Sobre as "salvacionices" paranóicas no mundo da Política

Em sua sempre interessante coluna no Estadão Roberto Damatta¹ transcreve uma carta que teria recebido do professor e amigo Richard Moneygrand. Trata-se de um intelectual aposentado, norte-americano e "brasilianista" (aliás, como já nos tinha chamado a atenção o prof. Moniz Bandeira², o termo só se aplica aos norte-americanos que pensam o Brasil. Na Europa são chamados de "africanistas"). Moneygrand é um personagem inventado por Roberto Damatta para pensar o Brasil e, desta vez, nos falou sobre um aspecto interessante que está em questão nesta conjuntura político-eleitoral que vivemos: as "resoluções messiânicas" para os nossos problemas.

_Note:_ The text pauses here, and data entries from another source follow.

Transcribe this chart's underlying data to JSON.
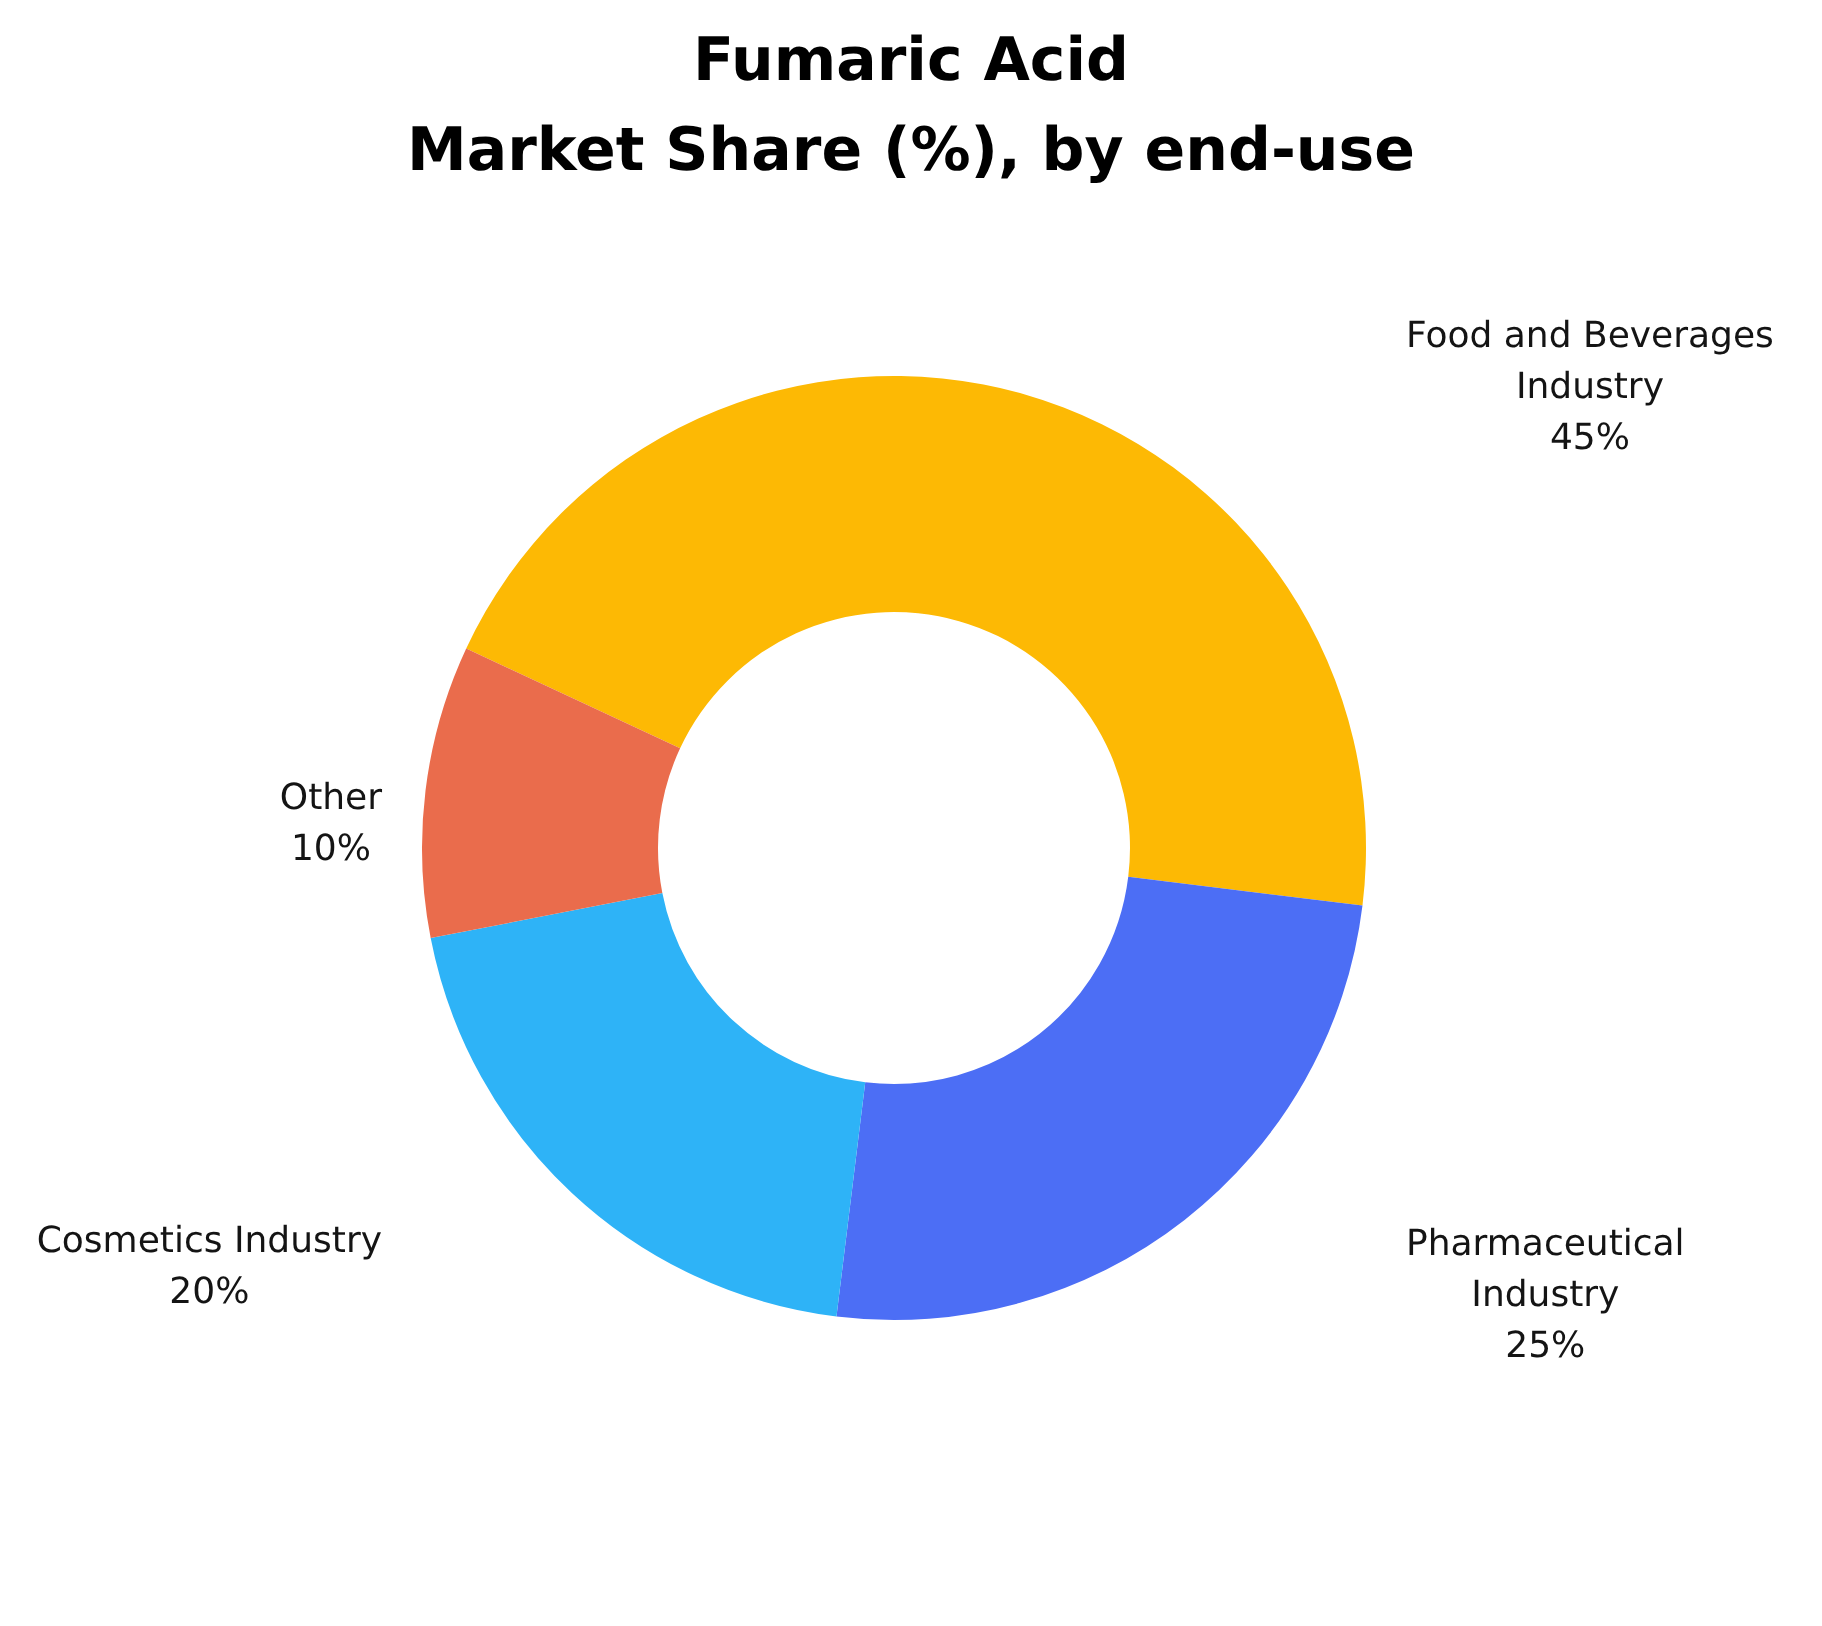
{
  "chart_data": {
    "type": "donut",
    "title": "Fumaric Acid\nMarket Share (%), by end-use",
    "categories": [
      "Food and Beverages Industry",
      "Pharmaceutical Industry",
      "Cosmetics Industry",
      "Other"
    ],
    "values": [
      45,
      25,
      20,
      10
    ],
    "colors": [
      "#fdb904",
      "#4c6ef5",
      "#2eb3f7",
      "#ea6c4c"
    ],
    "value_labels": [
      "45%",
      "25%",
      "20%",
      "10%"
    ]
  }
}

De acordo com Moneygrand, atuar sobre uma conjuntura de disputa eleitoral deste porte não é nada simples e fácil pois exige atitudes nem sempre confortáveis de um lado ou de outro. Ações, valores e princípios são questionados e a crítica é promovida em alta escala. 

No caso brasileiro, o que estaria sob avaliação seria "uma história transcendental que iria libertar os oprimidos e os miseráveis e os diretores dessa fase tidos como politicamente invencíveis. Para Moneygrand, será inevitável entender-se melhor ("desmascarar") os chamados "salvadores do Brasil" e contrastá-los com a proliferação de escândalos de corrupção, a avidez pelo enriquecimento pessoal e uso de privilégios, e o aparelhamento do Estado para fins de interesse pessoal. 

Ainda segundo Moneygrand, esta seria uma sina brasileira, ou seja, a "crença numa resolução messiânica para todos os seus problemas; daí a atração pelo conceito de "revolução" em toda a latinidade americana". O tema é dos mais interessantes e gostaria de trazer algo da Psicanálise para ajudar no debate sobre o entendimento do poder e seus arredores. 

Se estamos falando de "crença messiânica" estamos nos referindo a algo que, em maior ou menor proporção, está muito próximo dos conceitos de "líder carismático" e de "populismo". Vejamos. Um esclarecimento inicial: A sucessão é para o governo da presidente Dilma, mas não nos enganemos, se há um projeto "messiânico" em questão, como nos sugeriu Moneygrand, ele foi construído pelo ex-presidente Lula, que é, para quem, o nosso olhar deve se voltar. Claro que seria um grande equívoco metodológico tentar trazer o ex-presidente para o divã, mas podemos olhar com atenção os "estilos de atuação na política" e nos arriscarmos a algumas considerações. 

Para isso, Eugène Enriquez (“As Figuras do Poder”), é um exemplo de autor que fornece subsídios teóricos interessantes para entender o campo da política sob o olhar da psicanálise. Segundo ele, o poder tem sempre uma "face" encarnada em um indivíduo ou grupo, e desvelar essa "face" é fundamental para se entender alguns dos motivos das ações e palavras dos agentes políticos. Se olhássemos, então, com atenção, para o estilo de atuação do ex-presidente Lula não seria tão arriscado defini-lo como predominantemente carismático/paranóico. 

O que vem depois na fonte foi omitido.